The Changing Dynamics In Taxation: The Alternate Route To Sabotage
So far, the money-hungry tax agencies couldn’t slap hard on the cheeks of HNI because their only justification is that they have the money, but at the same time, they don’t have the money until spent, but that dynamics is going to change, thanks to Denmark. From 2026 onwards, the Danish Tax Law will consider URPL/ or Unrealized Profit/Losses as a medium to equate someone’s wealth. With that said, now there will be a 42% Capital Gains Tax on BTC earnings, whether realized or unrealized, in Denmark.
Why Every Country Must Follow In the Footsteps of Denmark?
It is necessary to follow in the footsteps of Denmark because at the time of writing this piece, there’s a staggering 88% of Bitcoin’s circulating supply in profit , and these BTCs are falling under the URPL. But the hodlers are simply staying buoyant with their holding because the tax agencies are not in a position to tax them.

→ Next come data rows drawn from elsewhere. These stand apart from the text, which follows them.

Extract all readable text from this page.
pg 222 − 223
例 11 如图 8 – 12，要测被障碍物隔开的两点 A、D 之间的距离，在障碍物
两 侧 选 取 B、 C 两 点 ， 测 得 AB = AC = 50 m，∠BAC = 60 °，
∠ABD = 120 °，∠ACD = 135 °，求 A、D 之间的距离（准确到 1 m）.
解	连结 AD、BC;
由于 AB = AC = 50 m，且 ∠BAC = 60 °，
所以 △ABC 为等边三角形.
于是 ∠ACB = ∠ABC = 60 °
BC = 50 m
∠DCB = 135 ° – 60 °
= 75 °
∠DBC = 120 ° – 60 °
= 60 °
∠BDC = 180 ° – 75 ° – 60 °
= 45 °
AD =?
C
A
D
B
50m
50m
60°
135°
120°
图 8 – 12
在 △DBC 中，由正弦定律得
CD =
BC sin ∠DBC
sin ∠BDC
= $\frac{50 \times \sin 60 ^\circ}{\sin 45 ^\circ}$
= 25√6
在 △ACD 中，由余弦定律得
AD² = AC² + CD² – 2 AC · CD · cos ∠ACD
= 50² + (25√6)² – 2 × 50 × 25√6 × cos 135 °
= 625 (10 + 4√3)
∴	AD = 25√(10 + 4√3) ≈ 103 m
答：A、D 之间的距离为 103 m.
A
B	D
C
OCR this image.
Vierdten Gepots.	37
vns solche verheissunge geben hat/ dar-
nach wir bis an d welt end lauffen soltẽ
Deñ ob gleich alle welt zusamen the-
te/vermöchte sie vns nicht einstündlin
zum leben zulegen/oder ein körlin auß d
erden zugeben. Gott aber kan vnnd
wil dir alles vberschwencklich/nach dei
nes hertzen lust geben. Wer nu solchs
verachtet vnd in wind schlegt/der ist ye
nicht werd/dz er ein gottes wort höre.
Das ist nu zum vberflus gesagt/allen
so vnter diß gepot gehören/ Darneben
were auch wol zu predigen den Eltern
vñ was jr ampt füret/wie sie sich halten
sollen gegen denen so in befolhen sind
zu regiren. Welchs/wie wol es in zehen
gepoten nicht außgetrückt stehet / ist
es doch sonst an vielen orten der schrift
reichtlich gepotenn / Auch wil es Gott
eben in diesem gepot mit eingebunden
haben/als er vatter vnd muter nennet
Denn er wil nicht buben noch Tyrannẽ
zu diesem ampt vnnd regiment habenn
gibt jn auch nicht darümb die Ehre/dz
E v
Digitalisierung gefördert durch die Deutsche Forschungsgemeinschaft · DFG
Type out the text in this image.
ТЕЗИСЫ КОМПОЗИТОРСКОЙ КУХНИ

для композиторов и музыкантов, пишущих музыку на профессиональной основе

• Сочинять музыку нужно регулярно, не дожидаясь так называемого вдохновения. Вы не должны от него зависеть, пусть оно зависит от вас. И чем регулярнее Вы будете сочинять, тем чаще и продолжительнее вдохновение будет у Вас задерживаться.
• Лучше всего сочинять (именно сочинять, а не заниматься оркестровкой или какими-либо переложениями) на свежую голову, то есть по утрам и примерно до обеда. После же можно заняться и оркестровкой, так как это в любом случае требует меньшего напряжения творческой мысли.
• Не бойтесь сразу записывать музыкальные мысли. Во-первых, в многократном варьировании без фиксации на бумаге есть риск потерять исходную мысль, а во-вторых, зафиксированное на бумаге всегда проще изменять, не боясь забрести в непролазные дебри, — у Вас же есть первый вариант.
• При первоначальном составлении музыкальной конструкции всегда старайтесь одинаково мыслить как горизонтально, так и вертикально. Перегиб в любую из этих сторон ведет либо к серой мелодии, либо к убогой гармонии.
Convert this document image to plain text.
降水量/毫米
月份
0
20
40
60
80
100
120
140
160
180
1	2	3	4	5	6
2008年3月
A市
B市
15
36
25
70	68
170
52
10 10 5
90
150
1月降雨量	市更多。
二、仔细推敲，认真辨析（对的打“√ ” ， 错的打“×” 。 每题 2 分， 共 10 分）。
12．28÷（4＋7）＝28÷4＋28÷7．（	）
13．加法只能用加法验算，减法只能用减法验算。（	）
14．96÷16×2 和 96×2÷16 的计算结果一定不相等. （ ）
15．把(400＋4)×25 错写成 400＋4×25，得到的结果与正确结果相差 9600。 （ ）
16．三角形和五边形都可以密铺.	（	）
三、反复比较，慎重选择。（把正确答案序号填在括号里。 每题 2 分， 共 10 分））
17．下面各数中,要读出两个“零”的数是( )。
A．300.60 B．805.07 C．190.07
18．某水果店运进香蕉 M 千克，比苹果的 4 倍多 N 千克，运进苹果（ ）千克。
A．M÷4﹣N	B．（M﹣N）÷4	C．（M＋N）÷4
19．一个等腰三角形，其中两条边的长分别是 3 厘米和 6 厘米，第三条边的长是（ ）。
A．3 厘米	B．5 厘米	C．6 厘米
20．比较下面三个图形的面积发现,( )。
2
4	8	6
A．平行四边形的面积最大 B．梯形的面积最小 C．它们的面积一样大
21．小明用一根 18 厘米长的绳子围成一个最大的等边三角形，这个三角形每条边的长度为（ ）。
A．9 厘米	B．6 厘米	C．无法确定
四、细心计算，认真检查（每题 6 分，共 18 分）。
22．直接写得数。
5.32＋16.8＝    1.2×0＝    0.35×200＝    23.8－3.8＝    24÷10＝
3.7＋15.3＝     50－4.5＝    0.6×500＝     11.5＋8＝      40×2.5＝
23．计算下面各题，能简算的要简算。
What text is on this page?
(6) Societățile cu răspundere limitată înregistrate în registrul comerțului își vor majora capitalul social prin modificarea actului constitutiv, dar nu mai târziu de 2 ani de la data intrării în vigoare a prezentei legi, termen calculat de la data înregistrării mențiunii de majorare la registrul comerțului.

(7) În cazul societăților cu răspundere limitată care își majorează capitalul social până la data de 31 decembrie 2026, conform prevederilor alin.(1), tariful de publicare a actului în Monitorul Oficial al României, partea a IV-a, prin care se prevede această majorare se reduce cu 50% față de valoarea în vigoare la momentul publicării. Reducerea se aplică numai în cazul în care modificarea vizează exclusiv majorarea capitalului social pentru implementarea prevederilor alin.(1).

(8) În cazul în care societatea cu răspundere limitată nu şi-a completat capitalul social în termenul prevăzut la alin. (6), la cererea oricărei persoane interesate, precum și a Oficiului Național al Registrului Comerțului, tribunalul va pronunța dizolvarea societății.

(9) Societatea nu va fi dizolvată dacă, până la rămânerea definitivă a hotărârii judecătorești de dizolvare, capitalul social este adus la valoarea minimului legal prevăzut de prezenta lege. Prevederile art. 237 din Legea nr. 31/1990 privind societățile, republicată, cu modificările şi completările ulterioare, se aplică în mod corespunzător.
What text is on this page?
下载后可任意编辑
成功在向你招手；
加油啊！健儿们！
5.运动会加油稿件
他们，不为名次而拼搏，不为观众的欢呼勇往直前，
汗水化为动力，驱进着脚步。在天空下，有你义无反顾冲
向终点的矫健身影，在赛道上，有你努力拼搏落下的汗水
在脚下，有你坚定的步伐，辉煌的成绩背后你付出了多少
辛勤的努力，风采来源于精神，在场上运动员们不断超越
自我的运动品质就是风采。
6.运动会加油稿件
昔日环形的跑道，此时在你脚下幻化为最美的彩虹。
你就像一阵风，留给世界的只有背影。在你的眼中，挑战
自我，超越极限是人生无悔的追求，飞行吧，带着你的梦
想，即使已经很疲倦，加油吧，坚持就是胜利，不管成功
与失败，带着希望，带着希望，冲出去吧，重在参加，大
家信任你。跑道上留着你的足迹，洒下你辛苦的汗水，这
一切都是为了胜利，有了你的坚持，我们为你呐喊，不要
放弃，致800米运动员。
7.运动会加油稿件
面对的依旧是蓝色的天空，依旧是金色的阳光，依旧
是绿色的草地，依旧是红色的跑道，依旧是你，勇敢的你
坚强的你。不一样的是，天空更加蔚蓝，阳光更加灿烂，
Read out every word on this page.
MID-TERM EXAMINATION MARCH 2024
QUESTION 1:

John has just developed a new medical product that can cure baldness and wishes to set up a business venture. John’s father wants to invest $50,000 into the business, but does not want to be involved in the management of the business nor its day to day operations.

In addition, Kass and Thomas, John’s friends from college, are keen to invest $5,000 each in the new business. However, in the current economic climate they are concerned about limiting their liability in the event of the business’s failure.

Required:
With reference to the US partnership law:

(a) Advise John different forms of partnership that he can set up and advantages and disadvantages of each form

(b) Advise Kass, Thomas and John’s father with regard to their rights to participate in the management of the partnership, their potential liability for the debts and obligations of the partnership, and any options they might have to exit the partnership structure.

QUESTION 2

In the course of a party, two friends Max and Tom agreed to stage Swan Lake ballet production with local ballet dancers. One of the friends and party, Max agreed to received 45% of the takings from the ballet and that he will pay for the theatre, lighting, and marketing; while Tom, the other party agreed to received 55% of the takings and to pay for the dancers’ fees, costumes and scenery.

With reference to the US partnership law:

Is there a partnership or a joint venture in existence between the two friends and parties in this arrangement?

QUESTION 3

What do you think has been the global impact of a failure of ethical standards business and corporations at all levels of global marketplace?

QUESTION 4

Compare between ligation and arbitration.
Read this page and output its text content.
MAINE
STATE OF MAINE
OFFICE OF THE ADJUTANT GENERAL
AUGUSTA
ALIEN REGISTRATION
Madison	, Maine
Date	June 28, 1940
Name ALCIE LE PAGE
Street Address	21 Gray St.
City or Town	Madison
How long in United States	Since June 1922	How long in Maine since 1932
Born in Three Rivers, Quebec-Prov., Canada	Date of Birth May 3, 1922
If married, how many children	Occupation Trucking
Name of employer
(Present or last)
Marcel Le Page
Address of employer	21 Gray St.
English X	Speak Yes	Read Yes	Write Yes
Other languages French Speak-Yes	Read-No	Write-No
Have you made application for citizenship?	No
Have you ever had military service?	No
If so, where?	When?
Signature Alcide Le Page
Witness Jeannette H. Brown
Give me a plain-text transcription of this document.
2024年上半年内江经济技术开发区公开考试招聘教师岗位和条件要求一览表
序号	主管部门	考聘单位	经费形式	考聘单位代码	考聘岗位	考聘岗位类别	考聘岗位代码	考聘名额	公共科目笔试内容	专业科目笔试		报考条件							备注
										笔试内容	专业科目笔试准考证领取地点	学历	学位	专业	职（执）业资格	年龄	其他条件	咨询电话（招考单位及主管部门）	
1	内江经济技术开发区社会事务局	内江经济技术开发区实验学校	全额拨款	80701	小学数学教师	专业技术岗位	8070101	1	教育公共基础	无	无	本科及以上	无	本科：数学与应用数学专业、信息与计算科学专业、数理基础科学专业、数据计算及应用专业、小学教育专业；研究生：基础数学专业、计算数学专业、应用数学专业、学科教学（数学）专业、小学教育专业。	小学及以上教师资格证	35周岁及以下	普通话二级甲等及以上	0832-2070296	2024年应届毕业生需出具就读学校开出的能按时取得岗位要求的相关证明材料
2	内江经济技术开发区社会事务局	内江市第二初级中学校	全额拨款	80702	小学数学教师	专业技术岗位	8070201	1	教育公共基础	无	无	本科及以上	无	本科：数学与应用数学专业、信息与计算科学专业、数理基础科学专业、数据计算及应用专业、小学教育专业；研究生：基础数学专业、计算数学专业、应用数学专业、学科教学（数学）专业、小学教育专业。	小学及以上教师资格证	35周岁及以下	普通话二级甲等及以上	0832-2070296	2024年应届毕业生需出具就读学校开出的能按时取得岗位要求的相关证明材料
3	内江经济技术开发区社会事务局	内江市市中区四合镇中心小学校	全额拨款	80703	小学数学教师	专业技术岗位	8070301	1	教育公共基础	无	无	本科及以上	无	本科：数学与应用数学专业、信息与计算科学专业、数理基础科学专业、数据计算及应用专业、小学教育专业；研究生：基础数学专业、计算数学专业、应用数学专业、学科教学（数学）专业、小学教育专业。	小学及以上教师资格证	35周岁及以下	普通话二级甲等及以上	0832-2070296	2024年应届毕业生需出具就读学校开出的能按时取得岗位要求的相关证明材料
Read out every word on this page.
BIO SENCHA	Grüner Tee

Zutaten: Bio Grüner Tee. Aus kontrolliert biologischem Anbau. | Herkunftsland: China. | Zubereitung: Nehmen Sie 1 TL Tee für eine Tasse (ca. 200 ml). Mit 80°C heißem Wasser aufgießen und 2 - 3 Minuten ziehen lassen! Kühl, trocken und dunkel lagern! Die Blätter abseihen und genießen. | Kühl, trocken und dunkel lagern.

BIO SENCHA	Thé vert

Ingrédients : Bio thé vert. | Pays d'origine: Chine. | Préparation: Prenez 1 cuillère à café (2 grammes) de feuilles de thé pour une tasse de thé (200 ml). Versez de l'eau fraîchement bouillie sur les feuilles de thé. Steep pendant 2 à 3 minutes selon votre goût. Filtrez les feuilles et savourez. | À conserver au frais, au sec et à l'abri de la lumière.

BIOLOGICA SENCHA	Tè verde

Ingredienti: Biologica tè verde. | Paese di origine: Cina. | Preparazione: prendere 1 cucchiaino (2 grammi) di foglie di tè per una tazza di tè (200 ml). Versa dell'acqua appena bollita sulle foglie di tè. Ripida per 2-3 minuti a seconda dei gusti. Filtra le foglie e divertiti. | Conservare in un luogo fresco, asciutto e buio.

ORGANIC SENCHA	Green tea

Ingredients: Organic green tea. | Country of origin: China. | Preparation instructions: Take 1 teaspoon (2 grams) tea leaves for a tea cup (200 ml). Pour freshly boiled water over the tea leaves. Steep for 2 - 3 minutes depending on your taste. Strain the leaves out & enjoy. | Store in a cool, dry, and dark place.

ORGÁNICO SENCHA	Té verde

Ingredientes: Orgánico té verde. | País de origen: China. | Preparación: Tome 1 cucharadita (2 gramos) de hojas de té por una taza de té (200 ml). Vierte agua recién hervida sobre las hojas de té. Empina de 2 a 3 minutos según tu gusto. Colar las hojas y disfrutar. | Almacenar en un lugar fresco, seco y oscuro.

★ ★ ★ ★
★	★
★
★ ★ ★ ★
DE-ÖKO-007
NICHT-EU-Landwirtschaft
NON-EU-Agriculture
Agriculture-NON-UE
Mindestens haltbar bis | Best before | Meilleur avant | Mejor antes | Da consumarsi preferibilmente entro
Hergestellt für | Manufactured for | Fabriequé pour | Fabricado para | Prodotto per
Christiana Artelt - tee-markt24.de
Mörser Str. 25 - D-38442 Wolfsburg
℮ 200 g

But it is important to tax URPL/ because in this manner, crypto is increasingly going to be used as a medium for laundering the funds, if no rightful actions are taken. So far, there’s a narrative going around that the United States will be creating a BTC Reserve out of the confiscated assets.
This could be the time to begin with that vision by analyzing all the money invested in BTC as URPL and taking the necessary course of action to tax them accordingly to offset tax evasions. Ideally, one could easily say that crypto contributes to a fraction in money laundering when compared to cash, but the technology has been engineered in such a way, that it is a perfect programmable money to challenge the existing financial system and exploit the loopholes for their own gains.
Will There Be Repercussions?
Yes, there could be dissent from all the faction of the society because at one end of the spectrum, you will have folks questioning the claim and levelling the same as dictatorship, but imagine leaving an asset class completely free from the fringes of taxation and that asset class is completely decoupling the existing financial system. When such things happen, how would you retort/ respond?
It is high time to take measurable actions through a unified consensus coming from all countries engaged in crypto regulations. Not only will this help make crypto mainstream but also drive away all the narrative of the wild wild west attached to its name. Moreover, sooner or later, some of the tax havens like Dubai will also have to follow in the footsteps of the rest of the world if everyone accepts the same standards. But much of it sounds like utopia for many. However, the sooner we realize that some aspects are increasingly getting worked upon, exploited for no public good, the sentiments will change for the better.
Disclaimer: The views expressed are personal and shouldn’t be taken as representing an organization, community or faction. It is just to take a critical look at things from a different prism.